GWSS graduate student, Nastasia Paul-Gera, has been selected as a recipient of the Graduate School's 2022 Distinguished Thesis Award in the social sciences category. This award recognizes outstanding and exceptional research and writing produced by UW master’s students in any discipline, and recipients are selected in four categories: Biological Sciences, Humanities and Fine Arts, Social Sciences, and Mathematics, Physical Sciences and Engineering.

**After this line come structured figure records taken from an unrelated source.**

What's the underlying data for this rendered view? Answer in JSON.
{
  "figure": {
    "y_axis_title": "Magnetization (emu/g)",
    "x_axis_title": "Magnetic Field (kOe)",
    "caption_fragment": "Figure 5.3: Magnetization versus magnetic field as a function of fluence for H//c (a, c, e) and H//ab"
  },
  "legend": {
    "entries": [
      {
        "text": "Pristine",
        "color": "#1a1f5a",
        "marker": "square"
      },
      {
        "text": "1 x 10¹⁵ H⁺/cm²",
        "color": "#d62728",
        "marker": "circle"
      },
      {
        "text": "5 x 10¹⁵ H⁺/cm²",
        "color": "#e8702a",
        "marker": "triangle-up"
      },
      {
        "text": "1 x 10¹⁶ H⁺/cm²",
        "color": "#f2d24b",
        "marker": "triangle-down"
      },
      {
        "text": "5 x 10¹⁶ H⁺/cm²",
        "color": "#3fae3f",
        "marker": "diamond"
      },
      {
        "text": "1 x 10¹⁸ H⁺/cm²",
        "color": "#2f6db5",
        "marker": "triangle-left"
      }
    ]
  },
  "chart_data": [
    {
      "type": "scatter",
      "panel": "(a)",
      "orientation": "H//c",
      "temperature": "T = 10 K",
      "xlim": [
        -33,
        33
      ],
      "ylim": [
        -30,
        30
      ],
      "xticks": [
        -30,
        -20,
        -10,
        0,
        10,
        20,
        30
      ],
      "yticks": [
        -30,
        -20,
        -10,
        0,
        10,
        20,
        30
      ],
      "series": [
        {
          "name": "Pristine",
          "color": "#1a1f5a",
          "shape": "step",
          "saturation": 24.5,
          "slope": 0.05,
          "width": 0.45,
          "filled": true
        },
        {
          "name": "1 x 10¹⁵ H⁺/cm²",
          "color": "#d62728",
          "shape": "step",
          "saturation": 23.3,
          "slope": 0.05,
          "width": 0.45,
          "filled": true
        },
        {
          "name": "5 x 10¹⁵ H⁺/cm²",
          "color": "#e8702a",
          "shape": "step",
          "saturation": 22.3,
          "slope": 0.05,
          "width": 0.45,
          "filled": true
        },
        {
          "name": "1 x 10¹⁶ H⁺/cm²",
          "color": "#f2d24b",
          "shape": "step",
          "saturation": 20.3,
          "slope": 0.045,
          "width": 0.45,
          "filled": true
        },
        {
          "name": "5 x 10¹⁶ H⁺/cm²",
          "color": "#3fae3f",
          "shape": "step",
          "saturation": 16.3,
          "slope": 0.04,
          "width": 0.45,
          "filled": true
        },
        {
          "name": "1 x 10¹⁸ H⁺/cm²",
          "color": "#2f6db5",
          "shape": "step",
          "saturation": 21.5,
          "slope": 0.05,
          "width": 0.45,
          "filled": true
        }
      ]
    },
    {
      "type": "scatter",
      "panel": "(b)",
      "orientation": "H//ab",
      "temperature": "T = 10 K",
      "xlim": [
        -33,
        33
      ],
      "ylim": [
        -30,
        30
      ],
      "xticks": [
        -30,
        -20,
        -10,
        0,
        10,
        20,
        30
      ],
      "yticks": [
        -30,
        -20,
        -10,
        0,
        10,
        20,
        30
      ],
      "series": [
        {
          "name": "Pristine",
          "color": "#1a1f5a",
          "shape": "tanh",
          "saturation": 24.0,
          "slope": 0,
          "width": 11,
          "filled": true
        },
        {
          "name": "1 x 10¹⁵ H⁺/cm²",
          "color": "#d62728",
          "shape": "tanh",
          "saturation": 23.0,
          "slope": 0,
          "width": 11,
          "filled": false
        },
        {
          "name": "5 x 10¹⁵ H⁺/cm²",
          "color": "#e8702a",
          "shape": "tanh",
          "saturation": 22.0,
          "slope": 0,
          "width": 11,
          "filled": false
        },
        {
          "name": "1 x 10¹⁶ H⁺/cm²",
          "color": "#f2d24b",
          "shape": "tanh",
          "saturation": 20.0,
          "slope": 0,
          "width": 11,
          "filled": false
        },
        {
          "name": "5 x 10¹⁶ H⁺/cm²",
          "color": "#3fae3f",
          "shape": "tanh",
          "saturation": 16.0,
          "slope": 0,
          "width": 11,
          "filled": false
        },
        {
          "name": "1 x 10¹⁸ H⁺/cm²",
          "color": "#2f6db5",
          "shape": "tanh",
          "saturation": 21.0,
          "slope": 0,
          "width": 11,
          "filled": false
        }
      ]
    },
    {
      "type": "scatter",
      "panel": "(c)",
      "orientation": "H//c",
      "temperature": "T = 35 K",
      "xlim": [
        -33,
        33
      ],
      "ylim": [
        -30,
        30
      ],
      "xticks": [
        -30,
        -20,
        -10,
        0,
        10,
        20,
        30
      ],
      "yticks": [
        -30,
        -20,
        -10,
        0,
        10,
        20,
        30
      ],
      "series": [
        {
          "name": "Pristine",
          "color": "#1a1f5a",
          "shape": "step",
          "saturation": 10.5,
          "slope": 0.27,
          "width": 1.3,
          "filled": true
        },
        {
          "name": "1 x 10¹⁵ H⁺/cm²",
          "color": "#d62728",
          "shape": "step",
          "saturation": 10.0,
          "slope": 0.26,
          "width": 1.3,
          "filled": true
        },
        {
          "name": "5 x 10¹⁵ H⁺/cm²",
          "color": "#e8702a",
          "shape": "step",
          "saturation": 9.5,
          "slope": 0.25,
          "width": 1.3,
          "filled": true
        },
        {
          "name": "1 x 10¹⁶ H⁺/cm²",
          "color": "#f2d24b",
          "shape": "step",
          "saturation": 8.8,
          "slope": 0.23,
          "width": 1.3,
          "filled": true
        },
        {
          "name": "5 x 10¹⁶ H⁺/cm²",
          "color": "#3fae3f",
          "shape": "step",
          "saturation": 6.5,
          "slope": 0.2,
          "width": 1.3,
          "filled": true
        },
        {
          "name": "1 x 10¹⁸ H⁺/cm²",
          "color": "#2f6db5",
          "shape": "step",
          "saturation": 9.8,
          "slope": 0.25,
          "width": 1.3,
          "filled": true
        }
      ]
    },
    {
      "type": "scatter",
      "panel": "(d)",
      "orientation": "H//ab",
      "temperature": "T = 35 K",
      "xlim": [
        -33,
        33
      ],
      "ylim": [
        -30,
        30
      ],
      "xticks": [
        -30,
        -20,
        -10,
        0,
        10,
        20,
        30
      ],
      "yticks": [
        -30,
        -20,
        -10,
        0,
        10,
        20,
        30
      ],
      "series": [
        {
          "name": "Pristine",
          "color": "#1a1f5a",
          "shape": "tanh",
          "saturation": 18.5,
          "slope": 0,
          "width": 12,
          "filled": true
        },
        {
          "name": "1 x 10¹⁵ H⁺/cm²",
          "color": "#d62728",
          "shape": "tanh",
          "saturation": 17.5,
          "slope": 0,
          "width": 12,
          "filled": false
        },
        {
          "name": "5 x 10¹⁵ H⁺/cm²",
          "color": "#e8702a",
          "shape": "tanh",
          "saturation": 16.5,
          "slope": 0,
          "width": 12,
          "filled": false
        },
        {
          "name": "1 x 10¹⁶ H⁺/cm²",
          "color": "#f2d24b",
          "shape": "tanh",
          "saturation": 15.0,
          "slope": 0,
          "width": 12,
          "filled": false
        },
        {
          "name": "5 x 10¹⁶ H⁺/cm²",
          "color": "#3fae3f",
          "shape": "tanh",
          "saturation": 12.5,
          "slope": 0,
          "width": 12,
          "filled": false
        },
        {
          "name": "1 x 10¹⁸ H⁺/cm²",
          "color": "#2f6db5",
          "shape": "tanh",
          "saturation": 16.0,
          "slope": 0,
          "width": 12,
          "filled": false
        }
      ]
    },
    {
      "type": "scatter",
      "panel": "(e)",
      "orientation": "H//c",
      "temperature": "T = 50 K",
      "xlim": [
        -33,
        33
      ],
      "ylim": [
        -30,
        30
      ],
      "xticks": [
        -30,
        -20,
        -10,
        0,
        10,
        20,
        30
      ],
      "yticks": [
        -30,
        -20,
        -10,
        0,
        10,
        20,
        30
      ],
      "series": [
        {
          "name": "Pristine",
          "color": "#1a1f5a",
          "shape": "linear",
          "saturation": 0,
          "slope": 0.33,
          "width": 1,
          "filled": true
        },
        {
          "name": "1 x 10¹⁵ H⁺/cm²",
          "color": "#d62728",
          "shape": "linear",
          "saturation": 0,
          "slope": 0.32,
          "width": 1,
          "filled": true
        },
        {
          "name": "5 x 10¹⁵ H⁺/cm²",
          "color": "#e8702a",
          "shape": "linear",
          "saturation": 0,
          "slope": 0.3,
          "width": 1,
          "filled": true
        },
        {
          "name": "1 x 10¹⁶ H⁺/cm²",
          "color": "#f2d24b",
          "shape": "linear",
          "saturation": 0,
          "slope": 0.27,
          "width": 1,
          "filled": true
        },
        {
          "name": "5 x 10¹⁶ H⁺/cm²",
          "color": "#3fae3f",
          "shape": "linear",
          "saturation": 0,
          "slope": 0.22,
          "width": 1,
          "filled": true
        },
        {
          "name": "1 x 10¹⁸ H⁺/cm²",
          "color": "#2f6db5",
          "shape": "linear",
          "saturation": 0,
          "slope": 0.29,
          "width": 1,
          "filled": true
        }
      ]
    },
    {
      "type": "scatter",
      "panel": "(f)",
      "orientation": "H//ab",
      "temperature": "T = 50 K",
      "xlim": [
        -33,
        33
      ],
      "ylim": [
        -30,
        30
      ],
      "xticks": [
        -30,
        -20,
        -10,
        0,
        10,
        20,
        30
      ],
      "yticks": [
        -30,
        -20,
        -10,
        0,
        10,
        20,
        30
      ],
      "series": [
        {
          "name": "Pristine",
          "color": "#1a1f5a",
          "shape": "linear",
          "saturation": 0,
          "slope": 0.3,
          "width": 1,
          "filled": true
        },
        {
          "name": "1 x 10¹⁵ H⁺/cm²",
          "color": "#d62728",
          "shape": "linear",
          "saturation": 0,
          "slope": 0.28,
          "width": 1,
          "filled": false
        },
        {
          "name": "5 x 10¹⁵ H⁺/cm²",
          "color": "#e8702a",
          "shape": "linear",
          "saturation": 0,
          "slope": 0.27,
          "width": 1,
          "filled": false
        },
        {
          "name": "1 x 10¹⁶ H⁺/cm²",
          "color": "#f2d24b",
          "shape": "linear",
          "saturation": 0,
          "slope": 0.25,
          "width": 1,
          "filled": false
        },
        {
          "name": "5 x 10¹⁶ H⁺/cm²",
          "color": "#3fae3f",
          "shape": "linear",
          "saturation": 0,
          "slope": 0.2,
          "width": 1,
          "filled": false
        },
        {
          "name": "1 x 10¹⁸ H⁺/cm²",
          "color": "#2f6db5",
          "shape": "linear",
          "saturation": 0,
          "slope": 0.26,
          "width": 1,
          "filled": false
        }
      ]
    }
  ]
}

Nastasia's thesis, "Ecologies of Power: A Feminist History of State Building in the Gond Kingdom of Garha, 1500-1870s,” deploys a feminist methodology to investigate the ecologies of the Gond kingdom of Garha from the early modern to early colonial period. Chapter 1 traces how the gendering and sexualization of elephants in early modern South Asia was crucial for state building in Garha, embedding the kingdom into the social, political, and economic fabric of the wider region. This chapter also reveals that Garha’s ecologies produced specific meanings for "queen," who were socially and politically powerful actors in this kingdom. Chapter 2 examines shifts and continuities as the former kingdom of Garha came under British colonial rule in the nineteenth century. It demonstrates how British colonial actors mobilized gender and sexuality to discursively co-construct Gond people, forests, and the nonhuman animals who inhabited them as primitive, isolated, and unchanging, or “wild,” in the arenas of witchcraft, hard drinking, and hunting. This enabled the production of an elite British colonial masculinity and a paternal British colonial state needed to “tame” the wild, justifying the appropriation of labor and resources from Garha. Nevertheless, Nastasia's thesis also traces the on-going importance of Gond queens and other powerful Gond women, the absence of biological sex as a marker of gendered capacities to labor and drink among Gond people, and Gond people’s knowledges of forests and their nonhuman inhabitants. In doing so, she argues that Gond people continued to assert their social and political lifeways through and beyond the nineteenth century.